先日斜里川水系にてイトウ稚魚の生息状況調査に参加した際の環境を再現しています。
イトウは環境省レッドデータリストにおいて絶滅危惧1B類に分類され絶滅が危惧されている大型のサケ科淡水魚です。1.5メートルを超えることもあるという巨大魚で、釣りをされる方などには大きなイトウの姿はおなじみとなっていますが、生まれたばかりの稚魚の姿をご覧になったことのある方はそう多くはないのではないでしょうか?
実はイトウの稚魚は川の上流の「平瀬」と呼ばれる浅くて緩やかな流れの中で暮らしています。さらにそのような環境の中でも川岸ギリギリまで植物が生えていて川に影を作っているような環境を特に好み、単独で行動しています。大きなイトウの暮らす深い淵や下流、沿岸域とは全く違う環境ですが、単独で行動するのは小さい頃からの習性のようです。

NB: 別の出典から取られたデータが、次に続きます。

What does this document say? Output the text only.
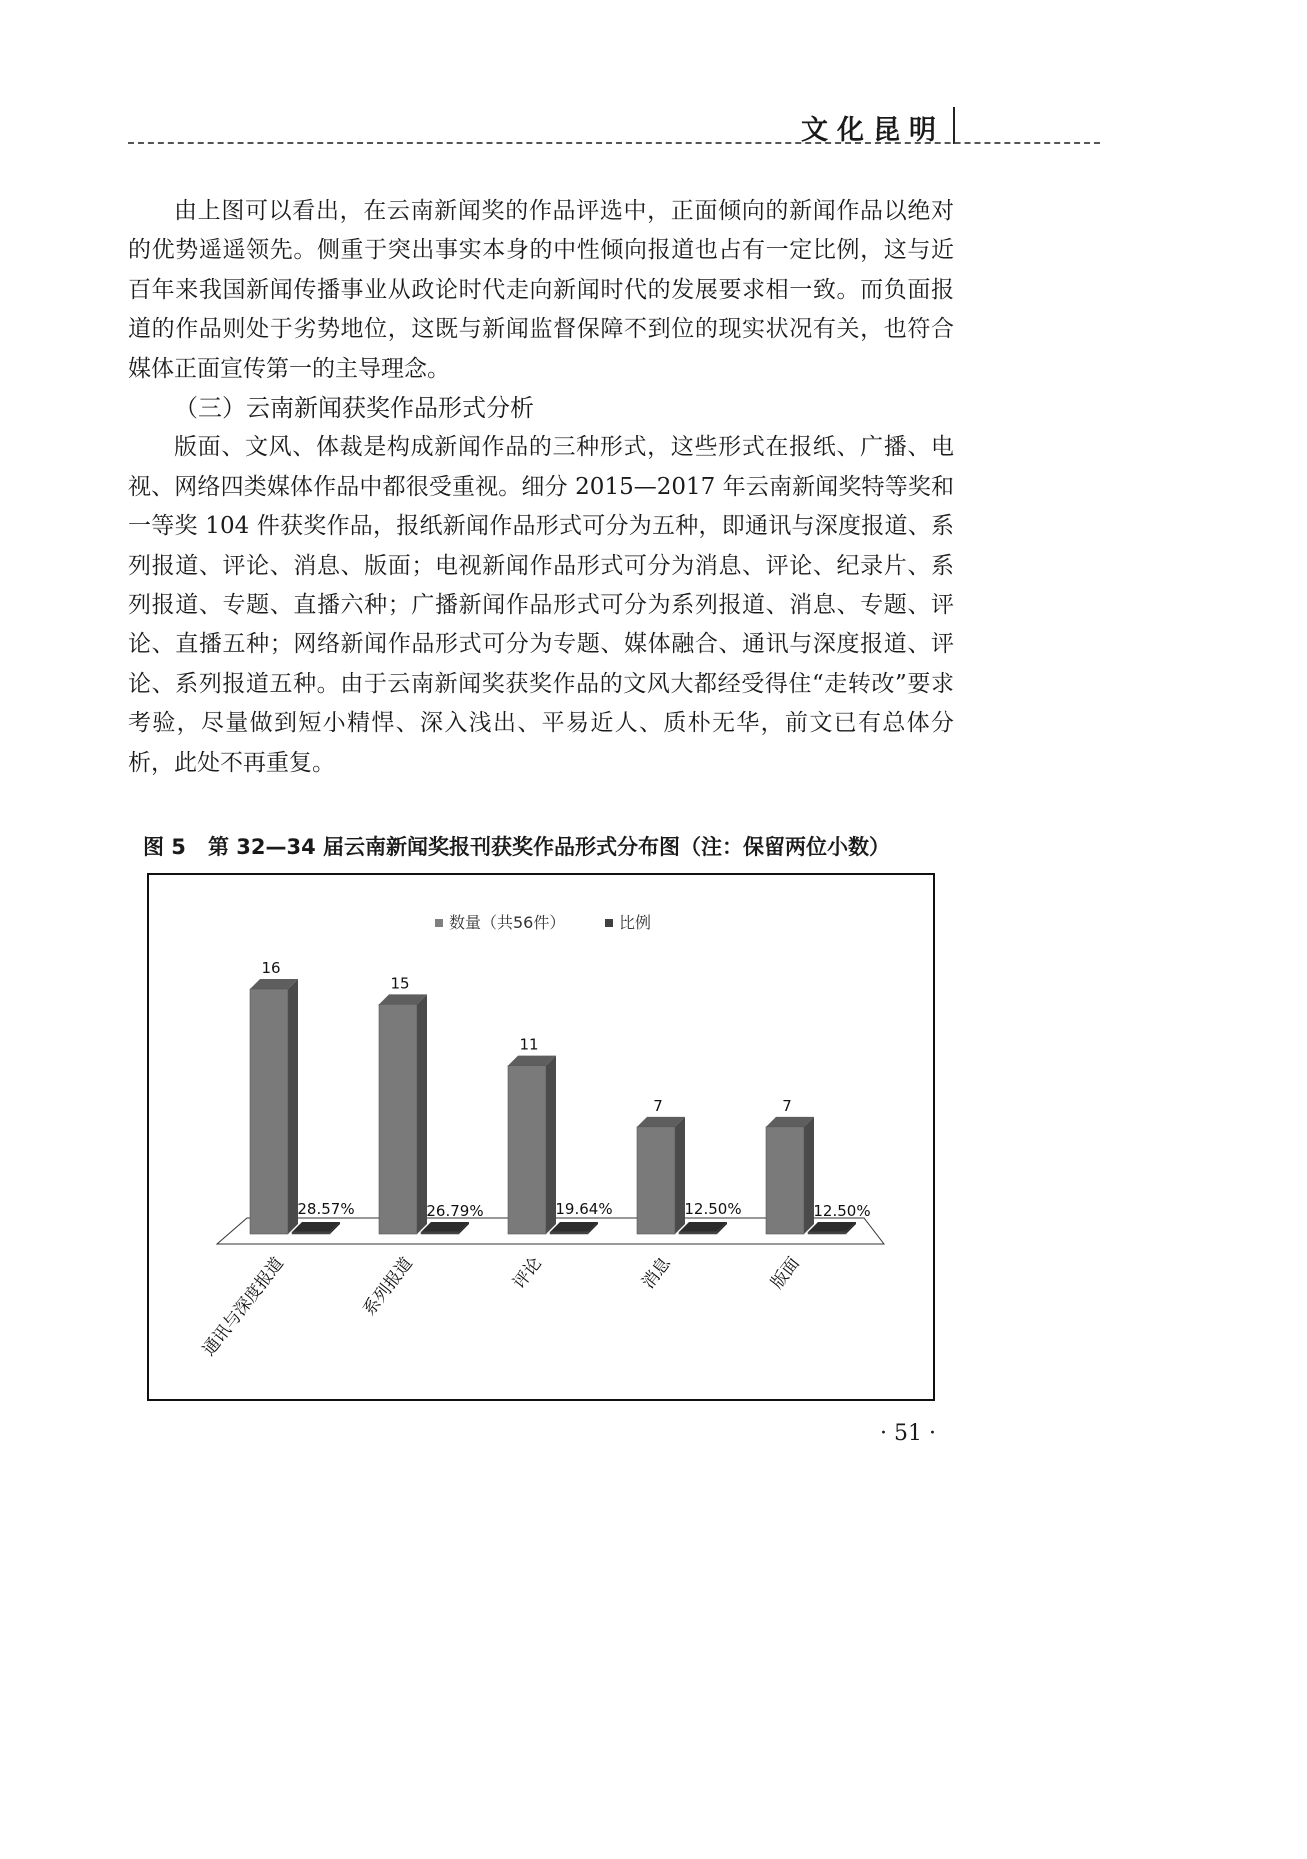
文化昆明

由上图可以看出，在云南新闻奖的作品评选中，正面倾向的新闻作品以绝对的优势遥遥领先。侧重于突出事实本身的中性倾向报道也占有一定比例，这与近百年来我国新闻传播事业从政论时代走向新闻时代的发展要求相一致。而负面报道的作品则处于劣势地位，这既与新闻监督保障不到位的现实状况有关，也符合媒体正面宣传第一的主导理念。

（三）云南新闻获奖作品形式分析

版面、文风、体裁是构成新闻作品的三种形式，这些形式在报纸、广播、电视、网络四类媒体作品中都很受重视。细分 2015—2017 年云南新闻奖特等奖和一等奖 104 件获奖作品，报纸新闻作品形式可分为五种，即通讯与深度报道、系列报道、评论、消息、版面；电视新闻作品形式可分为消息、评论、纪录片、系列报道、专题、直播六种；广播新闻作品形式可分为系列报道、消息、专题、评论、直播五种；网络新闻作品形式可分为专题、媒体融合、通讯与深度报道、评论、系列报道五种。由于云南新闻奖获奖作品的文风大都经受得住“走转改”要求考验，尽量做到短小精悍、深入浅出、平易近人、质朴无华，前文已有总体分析，此处不再重复。

图 5 第 32—34 届云南新闻奖报刊获奖作品形式分布图（注：保留两位小数）
数量（共56件）	比例
16
28.57%
通讯与深度报道
15
26.79%
系列报道
11
19.64%
评论
7
12.50%
消息
7
12.50%
版面
· 51 ·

稚魚の生息環境は天敵が少ない場所ですが、護岸をコンクリートで硬めれば簡単になくなってしまう環境でもあります。このような環境がいつまでも失われないような素晴らしい川が増えるとことを願っています。
調べたわけではないのですが、イトウ稚魚の生息環境を再現した展示水槽はおそらく日本初です。ぜひ展示をみて野生のイトウに思いを馳せていただけたら幸いです。